As in the first edition of the YIS in Vietnam, YIS 2014 focused on young people aged 15 – 30. In this way, both the Vietnamese definition of youth (15 – 30 years old) and the international definition (15 – 24 years old) are met. The selected age range also helps ensure comparisons between Vietnamese youth and their international peers.

How were provinces and interviewees selected in YIS 2014?

In order to maximise comparability with the 2011 survey, YIS 2014 retains the four-stage design of the previous round:

  • Stage 1: Two provinces in each of the six socio-economic regions of Vietnam were randomly selected proportional to their size, using the Probability Proportional to Size methodology (PPS). The selected provinces for both surveys were: Hai Duong, Nam Dinh, Nghe An, Dien Bien, Lam Dong, Gia Lai, An Giang, Ho Chi Minh City, Long An, Binh Duong and Quang Ngai.
  • Stage 2: In each province, six census enumeration areas (three in rural areas and three in urban areas) were selected, again using the PPS method.
  • Stage 3: In each census enumeration area, 14 households for the youth sub-sample, and seven households for the adult control group were selected. In 2011, the household selection was based on information provided by the 2009 Population Census. By YIS 2014, the lists from the Population Census 2009 were out of date so the population lists were produced manually.
  • Stage 4: One person was selected in each of the selected households (one youth in each of 14 sampled households and one adult in each of the seven households).

In total, face-to-face interviews were conducted with 1,110 youth aged 15 – 30 (the target group), and 432 adults aged over 30 (the control group). While analysing the data 2014, researchers paid equal attention to all demographics of the respondents including age, gender, occupation, geography and ethnicity. However, the results showed that, similar to 2011, the awareness and behaviour of youth are most affected by their education level and economic status rather than any other factors.

How were the interviews conducted?

Live&Learn undertook the field survey work from December 2013 to May 2014, with the supervision of CECODES and the support of the provincial chapters of the Vietnam Fatherland Front.

For the field work, final year students or recent graduates from different regions were recruited and trained to be enumerators. Interviews were conducted either at homes of the respondents or in neutral places, such as coffee houses. Special attention was paid to minimise potential disturbance such as the presence of the authorities or senior people at the interviews.

Based on earlier experiences, the team planned sufficient time to reach as many respondents as possible in the defined sampling points.

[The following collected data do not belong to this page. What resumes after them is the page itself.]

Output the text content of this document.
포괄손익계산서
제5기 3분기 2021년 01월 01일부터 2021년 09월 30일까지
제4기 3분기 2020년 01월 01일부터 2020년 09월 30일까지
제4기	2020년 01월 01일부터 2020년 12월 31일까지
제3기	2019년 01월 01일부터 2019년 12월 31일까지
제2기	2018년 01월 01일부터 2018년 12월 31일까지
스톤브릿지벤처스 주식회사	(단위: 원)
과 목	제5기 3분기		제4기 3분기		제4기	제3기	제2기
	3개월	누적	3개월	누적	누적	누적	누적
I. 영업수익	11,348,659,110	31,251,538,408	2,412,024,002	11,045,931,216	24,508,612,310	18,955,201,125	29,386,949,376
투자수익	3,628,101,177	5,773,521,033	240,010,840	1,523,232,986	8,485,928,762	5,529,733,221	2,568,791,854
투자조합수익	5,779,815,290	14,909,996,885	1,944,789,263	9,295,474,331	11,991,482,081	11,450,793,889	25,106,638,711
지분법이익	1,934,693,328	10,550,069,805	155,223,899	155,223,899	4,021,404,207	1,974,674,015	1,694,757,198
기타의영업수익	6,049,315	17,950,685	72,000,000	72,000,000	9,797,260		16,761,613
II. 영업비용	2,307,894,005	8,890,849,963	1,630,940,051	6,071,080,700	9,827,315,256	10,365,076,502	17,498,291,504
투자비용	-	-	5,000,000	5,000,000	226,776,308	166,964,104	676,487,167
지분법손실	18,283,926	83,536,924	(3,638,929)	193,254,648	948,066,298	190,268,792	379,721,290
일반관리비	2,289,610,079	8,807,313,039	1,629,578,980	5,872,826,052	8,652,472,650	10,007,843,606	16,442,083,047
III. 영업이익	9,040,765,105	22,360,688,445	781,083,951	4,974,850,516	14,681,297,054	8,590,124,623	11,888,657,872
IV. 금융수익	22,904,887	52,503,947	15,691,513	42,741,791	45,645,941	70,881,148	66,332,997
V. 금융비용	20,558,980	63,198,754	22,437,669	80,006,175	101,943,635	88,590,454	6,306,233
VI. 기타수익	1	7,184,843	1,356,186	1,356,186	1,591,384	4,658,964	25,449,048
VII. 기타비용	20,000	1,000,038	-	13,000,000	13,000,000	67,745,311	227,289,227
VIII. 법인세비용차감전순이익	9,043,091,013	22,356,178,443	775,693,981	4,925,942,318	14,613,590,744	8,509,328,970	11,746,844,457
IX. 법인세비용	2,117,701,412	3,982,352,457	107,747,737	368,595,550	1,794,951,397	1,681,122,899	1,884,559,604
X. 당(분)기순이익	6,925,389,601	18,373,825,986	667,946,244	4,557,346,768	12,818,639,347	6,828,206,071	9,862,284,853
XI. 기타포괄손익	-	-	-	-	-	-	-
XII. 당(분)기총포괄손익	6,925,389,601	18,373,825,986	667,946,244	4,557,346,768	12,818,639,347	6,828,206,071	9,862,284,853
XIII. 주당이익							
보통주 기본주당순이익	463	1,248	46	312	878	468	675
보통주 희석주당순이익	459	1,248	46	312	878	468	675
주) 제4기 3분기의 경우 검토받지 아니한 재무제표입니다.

How can the survey findings be used?

The data provided in this report can inform improvements in anti-corruption policy and its implementation, from the perspective of the particular needs of Vietnam’s youth.

In addition, a number of interesting questions arose in analysing the YIS results and require further study. For example: what are the psychological, cultural and economic conditions that influence the gap between awareness and behaviours of youth in general and between the less educated and more educated in particular? Therefore, the report suggests some directions and a scope of work for researchers and organisations who are interested in the topic of youth integrity.